The number of senators changes slightly with population - each province elects four senators. The political parties put forward three candidates and voters choose up to three names - from the same party or from different parties. The four candidates with the greatest number of votes are elected. The legislative assembly, the regional government of each autonomous community, also designates one senator by right and a further senator for each million inhabitants. A different system is used in the Canary and Balearic Islands. Usually there are around 260 senators.

The official result of a general election is made public five days after the poll. Parliament meets and the deputies are sworn in. Next, the King, it's always been a King so far, meets with the heads of the parties and asks one of them to try to form a government. The government has to be agreed by the parliament as a whole. That's a simple enough process when one party has a clear majority or when a simple coalition will do the trick but the last couple of times, with no clear winner, the process has been very messy.

The leader of the party of government becomes the President of Spain with their official residence at the Moncloa Palace in Madrid. The President decides what vice presidents, ministries and ministers are required to run the country The people chosen form the Council of Ministers, akin to the British Cabinet

The Constitutional Court ensures that any new parliamentary laws are constitutional and comply with Spanish International agreements. The judiciary, overseen by the General Council of Judicial Power, is independent of government and has both national and regional structures

All of the 17 autonomous communities have their own president, government, administration and supreme court. The majority of funding for most of the regions comes from central government. The autonomous communities have differing devolved powers based on their history, on ancient law and local decisions.
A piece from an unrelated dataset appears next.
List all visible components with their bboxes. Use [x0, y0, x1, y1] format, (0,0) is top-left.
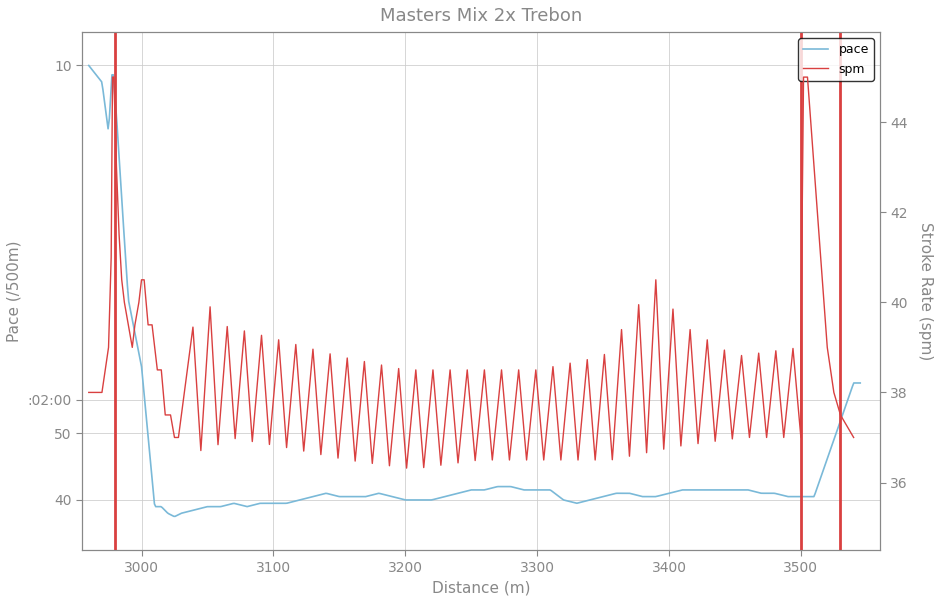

All of them administer education, health, social services, cultural and urban development. Several of the communities, like Valencia, have separate linguistic schemes.
Each of the 50 provinces, for instance Alicante, has its own administration, the diputación, that is responsible for a range of services.

The municipalities, the town halls, are headed up by a mayor supported by the councillors of the ruling party or coalition. Town halls are responsible for local services from tourism and environment through to urban planning and social services. The official population of the municipality, the padrón municipal, is the basis of the electoral roll and so the basis of this whole structure. Oh, except for the Monarch who gets his or her job simply by being born.